Él la abrazó y hundió su rostro en ese cabello negro y querido, y en el cuello suave de la mujer que amaba.

– Skye. -Había tanta angustia en su voz.

– Haz lo que te pido, Niall. No quiero poner en peligro la herencia de Robin ni darle a la reina una oportunidad de robarme el hijo de Southwood. ¡Estoy segura de que eso le encantaría, como buena arpía infértil que es!

Él la abrazó sin saber qué hacer, era consciente de que no tenía un papel claro en esa guerra privada. Ella la había empezado sin él y ahora parecía querer terminarla del mismo modo. Lo único que podía darle era su fuerza, para que se la llevara a la prisión con ella.

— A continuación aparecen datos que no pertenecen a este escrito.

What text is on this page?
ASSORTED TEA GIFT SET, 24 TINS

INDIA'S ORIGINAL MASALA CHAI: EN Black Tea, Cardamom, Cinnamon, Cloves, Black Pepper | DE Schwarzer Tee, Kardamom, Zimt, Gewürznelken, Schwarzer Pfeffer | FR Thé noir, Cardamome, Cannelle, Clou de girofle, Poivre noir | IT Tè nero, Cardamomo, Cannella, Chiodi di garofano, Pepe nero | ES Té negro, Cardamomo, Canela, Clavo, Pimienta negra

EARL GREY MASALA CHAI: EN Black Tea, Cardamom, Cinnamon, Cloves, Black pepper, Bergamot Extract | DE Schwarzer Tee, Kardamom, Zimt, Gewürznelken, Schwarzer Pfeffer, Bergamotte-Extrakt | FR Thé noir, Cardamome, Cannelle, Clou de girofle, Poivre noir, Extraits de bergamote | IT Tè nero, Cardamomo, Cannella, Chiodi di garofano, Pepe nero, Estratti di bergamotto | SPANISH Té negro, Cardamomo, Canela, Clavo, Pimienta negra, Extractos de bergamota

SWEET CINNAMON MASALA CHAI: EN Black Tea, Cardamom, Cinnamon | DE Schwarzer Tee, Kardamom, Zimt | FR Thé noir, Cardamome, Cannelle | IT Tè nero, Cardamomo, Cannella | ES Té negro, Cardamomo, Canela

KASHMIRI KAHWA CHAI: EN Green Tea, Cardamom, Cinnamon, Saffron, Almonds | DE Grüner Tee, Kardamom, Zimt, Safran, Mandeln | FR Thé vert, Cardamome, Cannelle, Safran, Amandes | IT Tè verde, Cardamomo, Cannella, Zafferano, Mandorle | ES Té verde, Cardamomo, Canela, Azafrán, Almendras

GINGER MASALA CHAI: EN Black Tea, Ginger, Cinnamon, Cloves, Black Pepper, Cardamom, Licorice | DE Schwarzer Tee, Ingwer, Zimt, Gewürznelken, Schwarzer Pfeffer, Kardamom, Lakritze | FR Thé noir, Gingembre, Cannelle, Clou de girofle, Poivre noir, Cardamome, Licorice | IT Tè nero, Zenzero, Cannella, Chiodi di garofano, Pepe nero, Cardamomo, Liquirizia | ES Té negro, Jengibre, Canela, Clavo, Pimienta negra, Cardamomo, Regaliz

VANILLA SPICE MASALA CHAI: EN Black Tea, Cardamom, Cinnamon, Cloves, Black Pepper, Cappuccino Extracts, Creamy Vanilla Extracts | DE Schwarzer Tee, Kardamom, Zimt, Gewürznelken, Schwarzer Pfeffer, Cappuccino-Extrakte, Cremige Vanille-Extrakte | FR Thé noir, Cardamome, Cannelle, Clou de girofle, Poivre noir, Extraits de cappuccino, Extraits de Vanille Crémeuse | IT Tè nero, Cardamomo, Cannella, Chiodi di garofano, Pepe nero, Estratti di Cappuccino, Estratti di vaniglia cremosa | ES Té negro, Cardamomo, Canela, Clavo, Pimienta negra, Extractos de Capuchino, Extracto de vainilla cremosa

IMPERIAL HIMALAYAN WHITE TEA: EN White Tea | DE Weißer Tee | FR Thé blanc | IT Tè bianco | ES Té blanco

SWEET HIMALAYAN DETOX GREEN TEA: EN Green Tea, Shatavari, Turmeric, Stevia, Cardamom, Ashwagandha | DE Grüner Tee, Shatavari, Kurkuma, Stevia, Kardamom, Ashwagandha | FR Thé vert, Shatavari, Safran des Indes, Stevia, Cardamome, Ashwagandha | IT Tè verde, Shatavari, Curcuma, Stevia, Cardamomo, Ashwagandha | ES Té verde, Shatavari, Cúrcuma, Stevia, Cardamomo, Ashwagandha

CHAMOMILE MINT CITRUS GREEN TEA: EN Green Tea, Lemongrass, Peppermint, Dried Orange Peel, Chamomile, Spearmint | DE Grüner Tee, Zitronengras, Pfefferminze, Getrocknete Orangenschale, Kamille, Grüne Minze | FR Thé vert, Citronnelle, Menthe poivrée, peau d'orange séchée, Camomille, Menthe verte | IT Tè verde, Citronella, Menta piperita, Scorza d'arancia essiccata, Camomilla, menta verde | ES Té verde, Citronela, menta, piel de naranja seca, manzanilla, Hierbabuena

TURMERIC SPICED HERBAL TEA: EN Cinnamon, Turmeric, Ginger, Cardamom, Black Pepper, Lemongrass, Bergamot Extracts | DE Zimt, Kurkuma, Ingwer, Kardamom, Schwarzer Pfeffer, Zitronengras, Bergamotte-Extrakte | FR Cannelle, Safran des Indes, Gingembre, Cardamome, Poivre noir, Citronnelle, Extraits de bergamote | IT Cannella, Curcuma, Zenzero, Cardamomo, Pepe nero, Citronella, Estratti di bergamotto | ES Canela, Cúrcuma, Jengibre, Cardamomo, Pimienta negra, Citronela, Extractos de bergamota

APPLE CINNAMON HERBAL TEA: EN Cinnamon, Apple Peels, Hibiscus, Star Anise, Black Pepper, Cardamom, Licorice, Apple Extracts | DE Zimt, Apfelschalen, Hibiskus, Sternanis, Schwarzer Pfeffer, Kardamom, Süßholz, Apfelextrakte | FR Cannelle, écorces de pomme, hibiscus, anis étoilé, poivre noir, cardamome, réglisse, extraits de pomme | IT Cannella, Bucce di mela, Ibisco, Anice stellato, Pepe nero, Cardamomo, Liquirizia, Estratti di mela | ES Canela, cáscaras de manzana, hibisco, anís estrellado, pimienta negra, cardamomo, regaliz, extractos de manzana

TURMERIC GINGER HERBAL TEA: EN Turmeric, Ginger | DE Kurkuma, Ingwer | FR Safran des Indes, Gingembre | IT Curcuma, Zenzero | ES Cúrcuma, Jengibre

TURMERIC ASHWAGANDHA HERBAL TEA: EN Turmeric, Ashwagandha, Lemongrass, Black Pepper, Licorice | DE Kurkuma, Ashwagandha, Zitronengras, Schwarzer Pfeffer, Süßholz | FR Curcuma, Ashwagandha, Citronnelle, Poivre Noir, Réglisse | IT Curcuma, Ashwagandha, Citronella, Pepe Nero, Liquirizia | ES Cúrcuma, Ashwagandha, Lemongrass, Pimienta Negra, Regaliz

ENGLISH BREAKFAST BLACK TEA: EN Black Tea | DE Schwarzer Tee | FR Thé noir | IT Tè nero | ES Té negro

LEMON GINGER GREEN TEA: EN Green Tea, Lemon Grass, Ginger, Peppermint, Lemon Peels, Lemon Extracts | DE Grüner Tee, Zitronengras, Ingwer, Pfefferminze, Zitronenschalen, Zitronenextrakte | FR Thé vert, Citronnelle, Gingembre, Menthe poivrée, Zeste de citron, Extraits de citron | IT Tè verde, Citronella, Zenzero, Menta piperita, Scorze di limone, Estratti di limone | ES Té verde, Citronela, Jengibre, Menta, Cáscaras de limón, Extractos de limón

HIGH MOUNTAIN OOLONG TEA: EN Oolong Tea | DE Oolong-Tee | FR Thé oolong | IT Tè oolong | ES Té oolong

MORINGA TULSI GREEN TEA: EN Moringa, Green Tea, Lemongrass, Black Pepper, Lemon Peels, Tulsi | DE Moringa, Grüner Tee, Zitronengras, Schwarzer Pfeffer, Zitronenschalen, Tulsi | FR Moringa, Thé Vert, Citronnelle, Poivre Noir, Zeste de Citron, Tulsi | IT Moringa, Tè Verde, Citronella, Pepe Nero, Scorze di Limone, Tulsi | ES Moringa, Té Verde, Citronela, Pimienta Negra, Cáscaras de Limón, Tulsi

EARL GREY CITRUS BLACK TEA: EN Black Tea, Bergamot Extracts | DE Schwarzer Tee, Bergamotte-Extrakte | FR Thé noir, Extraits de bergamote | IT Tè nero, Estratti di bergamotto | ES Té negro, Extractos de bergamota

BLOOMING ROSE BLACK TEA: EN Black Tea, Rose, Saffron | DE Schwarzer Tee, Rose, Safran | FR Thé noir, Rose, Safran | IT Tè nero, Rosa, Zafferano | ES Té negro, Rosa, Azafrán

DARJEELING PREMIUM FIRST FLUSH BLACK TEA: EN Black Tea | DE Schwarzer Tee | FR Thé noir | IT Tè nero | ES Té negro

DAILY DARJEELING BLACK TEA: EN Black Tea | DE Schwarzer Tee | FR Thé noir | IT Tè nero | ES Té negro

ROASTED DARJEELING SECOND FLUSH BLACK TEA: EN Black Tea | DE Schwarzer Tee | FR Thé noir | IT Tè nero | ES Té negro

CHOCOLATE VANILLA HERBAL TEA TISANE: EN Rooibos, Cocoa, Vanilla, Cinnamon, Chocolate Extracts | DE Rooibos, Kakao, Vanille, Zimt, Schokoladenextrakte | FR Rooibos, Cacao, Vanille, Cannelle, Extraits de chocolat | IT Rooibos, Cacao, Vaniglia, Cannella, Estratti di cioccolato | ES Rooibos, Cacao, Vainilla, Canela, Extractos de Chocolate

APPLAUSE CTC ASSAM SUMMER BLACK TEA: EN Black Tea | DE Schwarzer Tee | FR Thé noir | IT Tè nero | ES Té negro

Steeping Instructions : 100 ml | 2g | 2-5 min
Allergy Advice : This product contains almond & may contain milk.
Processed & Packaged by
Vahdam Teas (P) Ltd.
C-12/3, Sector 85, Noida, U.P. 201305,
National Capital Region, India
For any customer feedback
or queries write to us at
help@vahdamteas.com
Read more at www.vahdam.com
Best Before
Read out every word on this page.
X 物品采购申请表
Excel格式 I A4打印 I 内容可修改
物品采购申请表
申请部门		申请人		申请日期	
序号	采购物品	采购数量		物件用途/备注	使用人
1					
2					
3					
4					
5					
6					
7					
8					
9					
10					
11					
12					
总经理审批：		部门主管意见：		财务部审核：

La cena resultó lúgubre. Skye les dijo a los niños:

– No os asustéis. Voy a volver a casa. Obedeced a Niall como me obedecéis a mí. Espero que me lleguen buenos informes de vuestro comportamiento. -Luego, los metió en la cama y los besó a los dos con ternura. Después, supervisó los preparativos de Daisy y las otras sirvientas que estaban empaquetando sus cosas-. No os olvidéis del edredón de plumas -les dijo-. Hará frío tan cerca del Támesis en invierno. Y Daisy, quiero que pongáis algunos barrilitos de borgoña y de vino de malvasía en el equipaje. Prefiero beber mis propios vinos. -Después, se quedó recostada junto a Niall, acurrucada junto a él, y él la sintió temblar, la oyó sollozar en voz muy baja. No dijo nada, solamente la apretó contra él como para protegerla.